‘Hate crimes’ trial was for show
If fractious Americans can agree on anything nowadays, it should be that the punishment of thought crimes is the odious essence of totalitarianism. So, consider the constitutionally dubious conviction of Ahmaud Arbery’s three murderers for having committed “hate crimes.”
The criminal justice system has now correctly concluded that his murderers were racists whose racism manifested itself in their actions. This conclusion, however, does not justify complacency about deciding that because the killers’ gross acts reflected grotesque thinking, the thinking merits its own punishment.
The killers chased Arbery — a Black jogger in a White neighborhood — and killed him with a shotgun. For this violation of Georgia’s law against murder, a state court sentenced them to life imprisonment. Then this week, they were convicted in a federal court of violating a federal law that punishes those who violate a person’s civil rights “because of” their “race, color” etc. For this they can again be sentenced to life in prison.
But as Jacob Sullum, senior editor of Reason, notes: It is therefore “equally true that the defendants were convicted ‘because of’ their benighted beliefs. Condemning them as bigots was the whole point of this exercise, since they had already been condemned (and punished) as murderers.”
This misuse of judicial proceedings was, Sullum says, possible because of two regrettable Supreme Court conclusions:
The killers’ “second, symbolic prosecution did not amount to double jeopardy, because the state and federal crimes, defined by two different ‘sovereigns,’ are not ‘the same offense.’” And prosecutions of hate crimes are deemed consistent with the First Amendment, even if they impose added punishment for speech that, however scabrous, is nevertheless constitutionally protected.
So, the government can conduct trials for the purpose of virtue signaling — to announce, however redundantly, that it condemns particular frames of mind. A bigot’s shabby mental furniture is, however, not a crime. Were it, what other mentalities might government decide to stigmatize by imposing special punishments? Arbery’s killers had expressed their racism in speech (texts, social media posts, remarks) that no jurisdiction can proscribe. But their federal punishment will be imposed precisely because their speech demonstrated their bigotry.

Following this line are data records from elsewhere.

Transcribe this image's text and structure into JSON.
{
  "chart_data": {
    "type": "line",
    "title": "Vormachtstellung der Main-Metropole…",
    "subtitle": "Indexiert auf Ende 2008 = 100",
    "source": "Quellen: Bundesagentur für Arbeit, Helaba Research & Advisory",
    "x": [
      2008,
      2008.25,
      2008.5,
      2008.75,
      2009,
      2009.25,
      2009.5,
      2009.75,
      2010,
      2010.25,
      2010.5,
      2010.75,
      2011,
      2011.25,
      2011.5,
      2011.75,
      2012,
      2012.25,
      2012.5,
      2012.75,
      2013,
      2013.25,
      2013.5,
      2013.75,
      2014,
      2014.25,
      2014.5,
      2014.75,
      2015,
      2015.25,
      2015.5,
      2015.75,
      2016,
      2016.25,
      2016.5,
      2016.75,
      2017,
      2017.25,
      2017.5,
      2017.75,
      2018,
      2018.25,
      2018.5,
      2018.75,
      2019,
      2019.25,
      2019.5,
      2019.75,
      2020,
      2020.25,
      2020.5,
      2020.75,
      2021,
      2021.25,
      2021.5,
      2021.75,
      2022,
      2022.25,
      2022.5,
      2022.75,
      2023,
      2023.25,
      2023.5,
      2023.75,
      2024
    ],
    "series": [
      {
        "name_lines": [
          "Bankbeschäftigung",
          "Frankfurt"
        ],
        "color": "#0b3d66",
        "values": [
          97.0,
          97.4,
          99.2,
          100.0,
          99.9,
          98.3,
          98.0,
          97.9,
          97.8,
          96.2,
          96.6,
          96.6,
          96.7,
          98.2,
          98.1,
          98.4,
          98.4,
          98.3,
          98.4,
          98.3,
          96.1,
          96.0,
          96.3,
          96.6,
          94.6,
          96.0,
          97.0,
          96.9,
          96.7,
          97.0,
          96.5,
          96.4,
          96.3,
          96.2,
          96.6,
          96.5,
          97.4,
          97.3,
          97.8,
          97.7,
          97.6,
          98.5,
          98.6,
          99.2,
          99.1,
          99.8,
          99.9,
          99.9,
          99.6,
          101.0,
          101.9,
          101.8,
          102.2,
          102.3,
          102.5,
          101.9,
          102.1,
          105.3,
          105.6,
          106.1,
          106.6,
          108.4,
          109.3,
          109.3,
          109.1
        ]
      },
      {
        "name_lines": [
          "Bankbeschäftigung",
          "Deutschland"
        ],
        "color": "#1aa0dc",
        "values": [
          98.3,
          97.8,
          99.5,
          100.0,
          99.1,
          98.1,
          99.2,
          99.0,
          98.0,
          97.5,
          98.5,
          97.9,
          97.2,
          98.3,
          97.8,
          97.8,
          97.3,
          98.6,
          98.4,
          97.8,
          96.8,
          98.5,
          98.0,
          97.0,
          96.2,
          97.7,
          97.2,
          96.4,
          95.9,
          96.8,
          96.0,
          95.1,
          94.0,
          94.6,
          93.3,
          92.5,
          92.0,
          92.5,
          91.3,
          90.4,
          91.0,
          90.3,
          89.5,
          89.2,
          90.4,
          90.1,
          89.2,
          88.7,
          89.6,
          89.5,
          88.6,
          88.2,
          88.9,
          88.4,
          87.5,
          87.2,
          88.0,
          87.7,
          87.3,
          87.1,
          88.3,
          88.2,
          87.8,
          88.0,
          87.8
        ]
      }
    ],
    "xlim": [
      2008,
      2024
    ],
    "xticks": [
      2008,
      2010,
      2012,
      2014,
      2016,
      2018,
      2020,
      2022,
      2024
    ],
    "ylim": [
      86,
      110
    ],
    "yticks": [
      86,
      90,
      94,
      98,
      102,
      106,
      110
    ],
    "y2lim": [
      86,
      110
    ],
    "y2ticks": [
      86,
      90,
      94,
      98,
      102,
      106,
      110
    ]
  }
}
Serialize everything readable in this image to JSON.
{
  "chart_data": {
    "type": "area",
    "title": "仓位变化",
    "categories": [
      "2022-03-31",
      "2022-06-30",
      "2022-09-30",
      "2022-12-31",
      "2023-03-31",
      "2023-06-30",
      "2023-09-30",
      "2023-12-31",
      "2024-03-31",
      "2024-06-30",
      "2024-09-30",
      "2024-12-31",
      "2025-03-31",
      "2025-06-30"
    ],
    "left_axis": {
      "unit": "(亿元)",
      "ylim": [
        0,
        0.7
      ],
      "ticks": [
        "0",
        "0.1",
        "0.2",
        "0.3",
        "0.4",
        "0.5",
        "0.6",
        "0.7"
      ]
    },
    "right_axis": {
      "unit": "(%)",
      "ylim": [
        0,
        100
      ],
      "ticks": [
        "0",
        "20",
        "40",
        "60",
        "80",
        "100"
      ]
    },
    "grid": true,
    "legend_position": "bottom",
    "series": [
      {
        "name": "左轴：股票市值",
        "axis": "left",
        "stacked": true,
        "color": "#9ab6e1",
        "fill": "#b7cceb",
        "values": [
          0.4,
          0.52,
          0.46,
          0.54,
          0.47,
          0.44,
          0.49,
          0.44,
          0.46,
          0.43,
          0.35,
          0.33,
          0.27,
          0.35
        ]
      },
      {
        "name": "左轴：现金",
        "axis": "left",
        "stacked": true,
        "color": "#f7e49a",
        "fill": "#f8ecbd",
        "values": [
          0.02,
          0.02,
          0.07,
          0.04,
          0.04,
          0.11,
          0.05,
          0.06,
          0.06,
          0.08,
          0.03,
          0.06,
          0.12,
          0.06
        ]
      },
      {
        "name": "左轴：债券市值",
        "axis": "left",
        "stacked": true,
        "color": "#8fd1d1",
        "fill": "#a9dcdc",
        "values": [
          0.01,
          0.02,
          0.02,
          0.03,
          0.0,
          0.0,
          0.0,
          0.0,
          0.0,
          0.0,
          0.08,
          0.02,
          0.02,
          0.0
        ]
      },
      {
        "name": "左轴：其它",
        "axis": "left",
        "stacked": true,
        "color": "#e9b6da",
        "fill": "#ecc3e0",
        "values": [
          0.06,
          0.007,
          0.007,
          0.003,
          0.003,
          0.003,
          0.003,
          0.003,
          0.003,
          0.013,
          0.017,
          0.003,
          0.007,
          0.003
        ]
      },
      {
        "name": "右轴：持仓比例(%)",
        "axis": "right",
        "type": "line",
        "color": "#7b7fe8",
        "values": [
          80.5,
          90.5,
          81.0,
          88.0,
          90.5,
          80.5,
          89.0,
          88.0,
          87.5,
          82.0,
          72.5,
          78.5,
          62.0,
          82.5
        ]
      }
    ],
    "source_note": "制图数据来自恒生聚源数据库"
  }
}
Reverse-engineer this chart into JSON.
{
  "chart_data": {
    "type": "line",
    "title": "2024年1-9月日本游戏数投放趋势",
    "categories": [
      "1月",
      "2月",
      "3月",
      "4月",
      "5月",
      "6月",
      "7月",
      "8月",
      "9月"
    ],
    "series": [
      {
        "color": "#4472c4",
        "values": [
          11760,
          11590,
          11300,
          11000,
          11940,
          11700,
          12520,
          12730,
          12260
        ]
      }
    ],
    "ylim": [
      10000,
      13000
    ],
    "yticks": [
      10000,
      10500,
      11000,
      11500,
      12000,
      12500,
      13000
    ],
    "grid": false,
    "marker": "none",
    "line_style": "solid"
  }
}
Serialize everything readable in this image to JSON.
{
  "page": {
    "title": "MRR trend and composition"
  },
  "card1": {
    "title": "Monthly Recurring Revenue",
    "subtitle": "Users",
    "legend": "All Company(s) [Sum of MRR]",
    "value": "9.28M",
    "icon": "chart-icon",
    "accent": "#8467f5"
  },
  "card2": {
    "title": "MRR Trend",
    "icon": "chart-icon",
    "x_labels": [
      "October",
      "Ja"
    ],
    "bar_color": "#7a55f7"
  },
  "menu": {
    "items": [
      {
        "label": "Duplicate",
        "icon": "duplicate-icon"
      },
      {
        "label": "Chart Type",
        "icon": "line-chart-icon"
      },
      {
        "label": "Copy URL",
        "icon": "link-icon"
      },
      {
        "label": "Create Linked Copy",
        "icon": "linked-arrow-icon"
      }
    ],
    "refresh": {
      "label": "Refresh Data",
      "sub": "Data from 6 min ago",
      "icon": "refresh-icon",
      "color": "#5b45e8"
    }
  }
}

Proving the intent behind a criminal act is crucial. And no principle should prohibit ever making punishment proportional to the motive for a criminal act. However, deciding that an actor’s heinous behavior is made more heinous because they had a bad attitude is dangerous. It is one thing for the law to hold individuals responsible for controlling their minds, which presumably control their bodies. It is quite another thing for government to inventory an individual’s mind for the purpose of declaring how admirable the government’s mind is, and perhaps by doing so to improve the public’s mind.
In today’s America, “hate speech” has become an elastic concept stretched to encompass any expression of ideas — e.g. opposition to race-based affirmative action or saying marriage should be between a man and a woman — that offends any of the plethora of easily offended factions. So, various colleges and universities have proscribed speech that might “annoy or otherwise inconvenience” anyone, and certain “attitudes,” and “verbal harm” from injurious “assumptions” or “implications.” They have guaranteed “freedom from indignity of any type” and protection from “patronizing remarks.”
Congressional grandstanding includes the promiscuous multiplication of federal crimes, many of them duplicative of state crimes. From Congress’s bottomless moral pork barrel comes proposals for niche hate crime legislation: The latest, the Covid-19 Hate Crimes Act to protect Asian Americans and Pacific Islanders, was signed into law May 20 last year.
Government is failing conspicuously at many basic things — budgeting, preserving the currency’s value, maintaining infrastructure, educating children, etc.
Surely government should economize its exertions by not conducting show trials for the purpose of highlighting — perhaps for the public’s moral improvement — that it is offended by certain thinking that can precede certain behaviors that are already criminalized and forcefully punished.